Weigel

The George Wallace Vote

ELKO, Nev. – I landed at Salt Lake City’s airport in the afternoon and jumped in a car rented by Garrett Quinn, a stringer for Reason. He’d been to Elko several times, enough to pick out haunts and favorite eating spots. First on the list: BJ Bull Bakery, a Cornish pastie shop, specializing in hot, affordable pies (“a meal in every one”) and home-made sauce. We stood in line behind a family ordering nearly $50 worth of $3.50 pasties, the order barked out by a father who talked exclusively in radio jargon.

“You want two chicken and rice?” asked Paul Dunbar, the owner, taking orders in an apron.

“Affirmative,” said the dad. “Where are the rhubarb pies?”
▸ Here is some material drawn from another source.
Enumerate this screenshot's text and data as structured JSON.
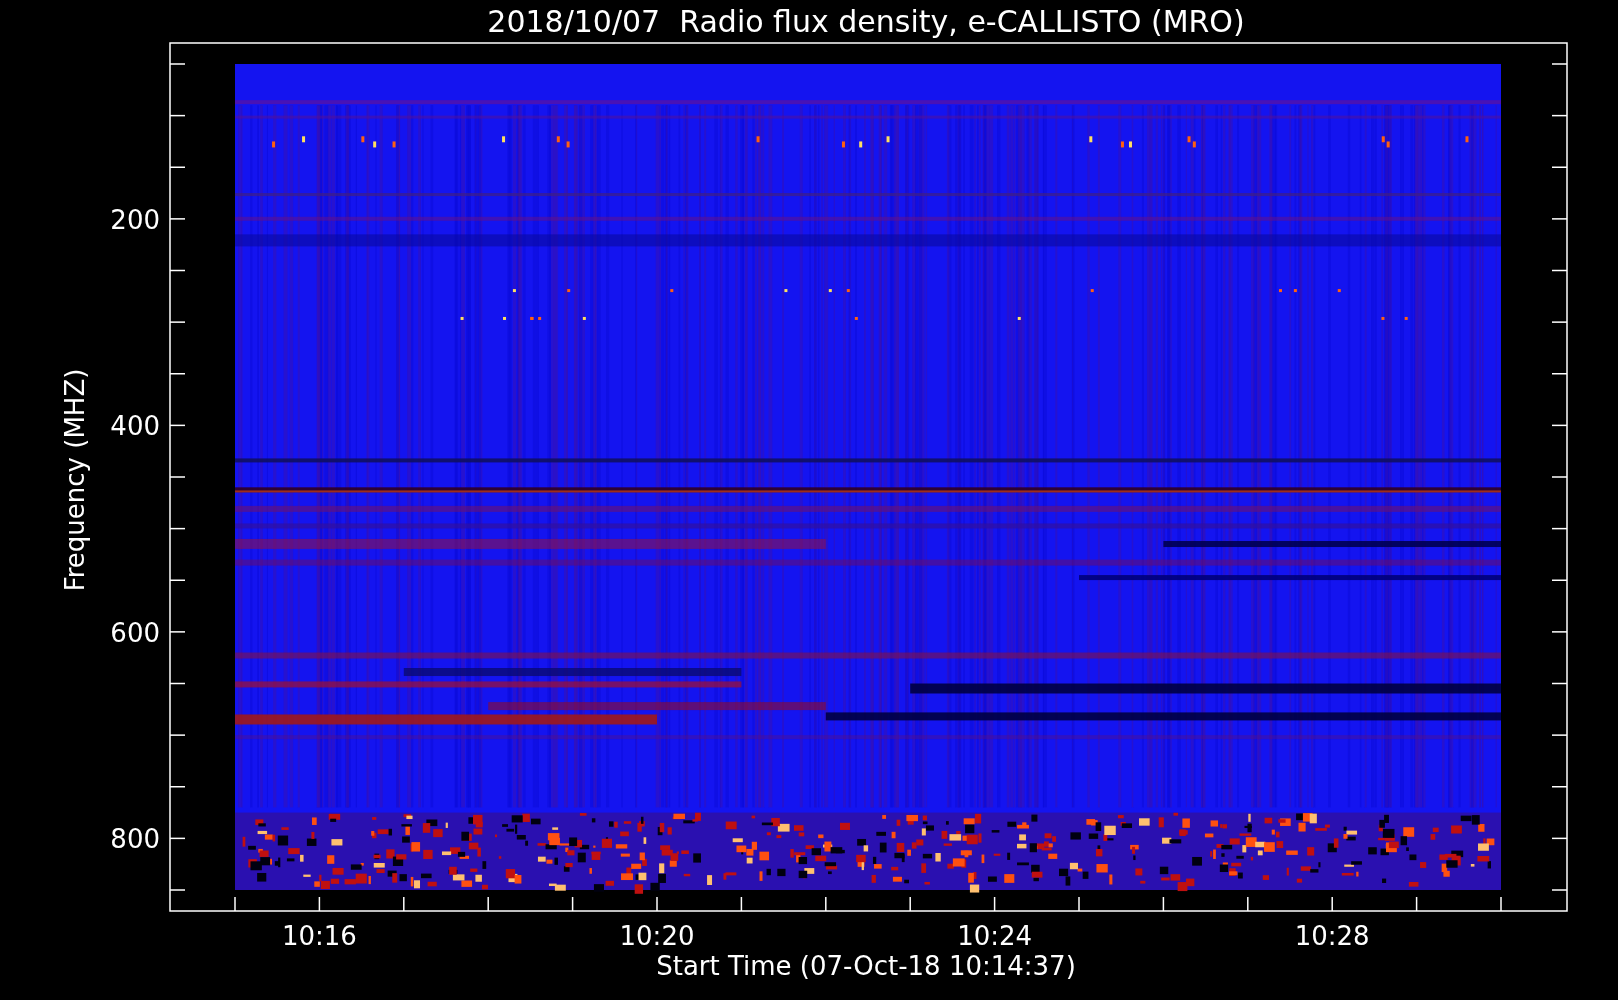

“They’re right here for you.”

“Roger that.”

The family gathered their wares, and started to head back home to Sacramento, six or seven hours away. They’d gotten hooked when Dunbar’s shop was in the Bay Area. Why’d he move?

“Too many liberals. Too many laws,” he explained. “And it only made sense to move to a mining town. That’s where you need pasties.”

So was Dunbar a conservative? Would he caucus on Saturday? He let out a loud stage laugh at the stupid question.

“I don’t know – they all do such a great job! Ha, ha! They’re why the country’s in such great shape. Ha, ha!” He couldn’t stand any of the candidates, not even Ron Paul. “He’s going to divide people so Obama can win.” Paul and Romney would both be campaigning here in the next 48 hours. He’d skip ‘em both.

“They shot the last one I would have voted for.”

Who was that?

“George Wallace! Him and Curtis LeMay. Like George Wallace said, there ain’t a dime’s worth of difference between the parties.”